Now, if we apply the low end of the gross margin percentage range of 50%, we can estimate that CRUS will produce $436 million in gross profit this year. Now, we also know that CRUS turned 43% of its gross profit into net income last year so if we use this number again, we get a net income estimate of $188 million for this year. At CRUS' current valuation of $1.19 billion, that means that assuming an Armageddon scenario where the company is unable to grow revenues at all in the back half of this year, the stock is still trading at roughly six times earnings.

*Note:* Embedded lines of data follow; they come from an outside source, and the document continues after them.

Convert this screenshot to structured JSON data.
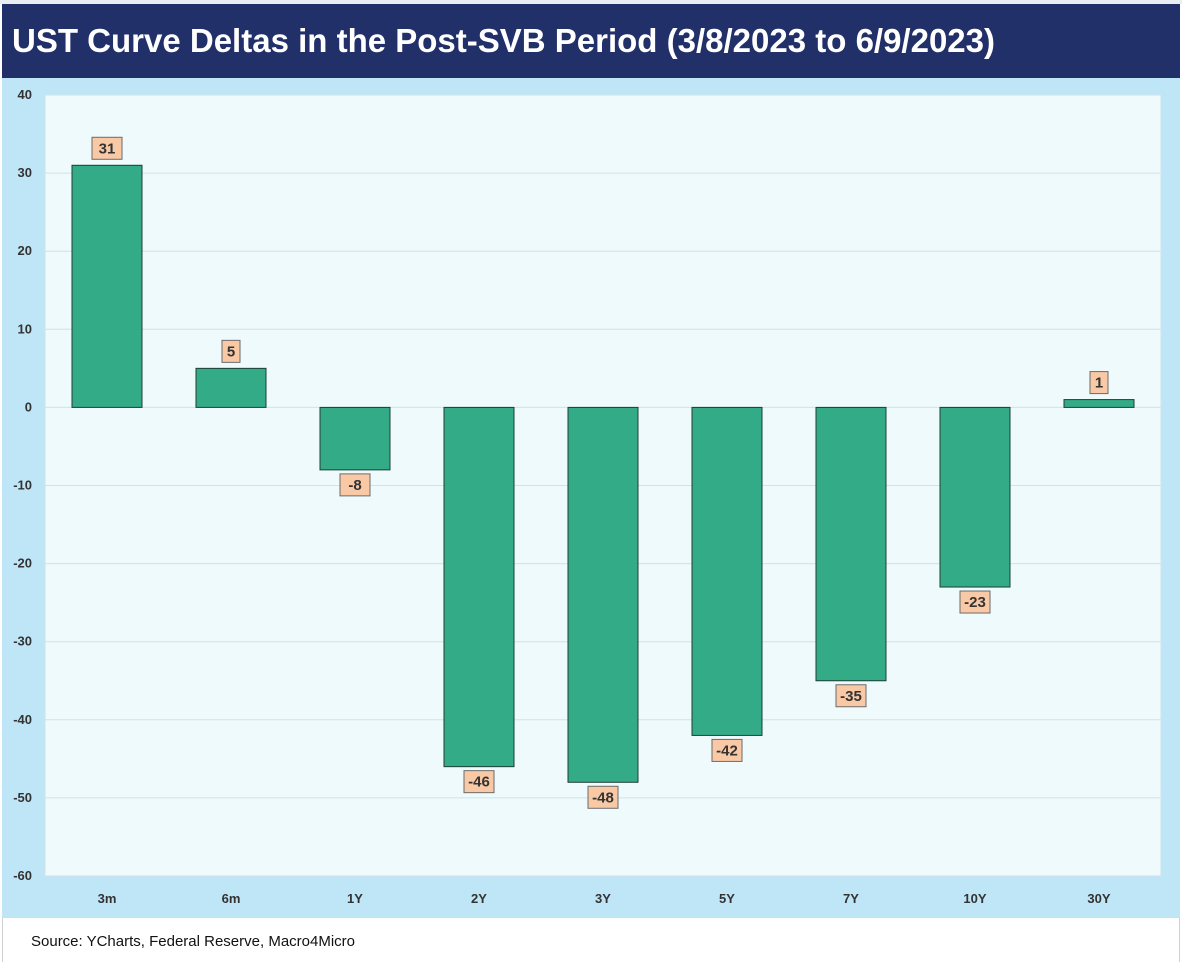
{
  "title": "UST Curve Deltas in the Post-SVB Period (3/8/2023 to 6/9/2023)",
  "source": "Source: YCharts, Federal Reserve, Macro4Micro",
  "colors": {
    "title_bg": "#22306a",
    "outer_bg": "#bfe6f7",
    "plot_bg": "#eefafc",
    "bar_fill": "#34ab87",
    "bar_stroke": "#1e3d33",
    "label_fill": "#f9c9a6",
    "gridline": "#cfe3ea"
  },
  "chart_data": {
    "type": "bar",
    "title": "UST Curve Deltas in the Post-SVB Period (3/8/2023 to 6/9/2023)",
    "categories": [
      "3m",
      "6m",
      "1Y",
      "2Y",
      "3Y",
      "5Y",
      "7Y",
      "10Y",
      "30Y"
    ],
    "values": [
      31,
      5,
      -8,
      -46,
      -48,
      -42,
      -35,
      -23,
      1
    ],
    "data_labels": [
      "31",
      "5",
      "-8",
      "-46",
      "-48",
      "-42",
      "-35",
      "-23",
      "1"
    ],
    "ylim": [
      -60,
      40
    ],
    "yticks": [
      40,
      30,
      20,
      10,
      0,
      -10,
      -20,
      -30,
      -40,
      -50,
      -60
    ],
    "xlabel": "",
    "ylabel": "",
    "grid": true,
    "legend": "none"
  }
}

Of course, CRUS will grow revenues in the back half of this year and quite substantially so. Assuming that the consensus revenue number of $966.6 million is hit for FY 2014 and assuming the gross margin and net income percentages I laid out above, CRUS would be trading for 5.6 times earnings. That is not a typo; the market is valuing CRUS like it is going out of business.

Sterne Agee came to the rescue of CRUS this morning stating that the long-term fundamentals are intact for the company while lowering its price target from $36 to $27. Obviously, I agree the long term story is intact and let's keep in mind in considering the $27 price target that CRUS shares were trading at that level about two months ago; we are not talking about an overly ambitious price target here.

The point is that you shouldn't be scared away from the news that came out today because it was already priced into the price of CRUS shares. Given the fact that the shares have taken such a beating since the last earnings report, it would suggest to me that the market knew this revision was coming. However, investors are relentlessly punishing shareholders again today for something that has already been discounted. The preannouncement was nowhere near bad enough to warrant another 15% coming of the shares today and as such, I am adding to my long position. The company generates an enormous amount of cash and is not afraid to put it to work on share repurchases. I assume that after this drubbing, the company is buying today at these ridiculous levels.

Disclosure: I am long CRUS. I wrote this article myself, and it expresses my own opinions. I am not receiving compensation for it (other than from Seeking Alpha). I have no business relationship with any company whose stock is mentioned in this article.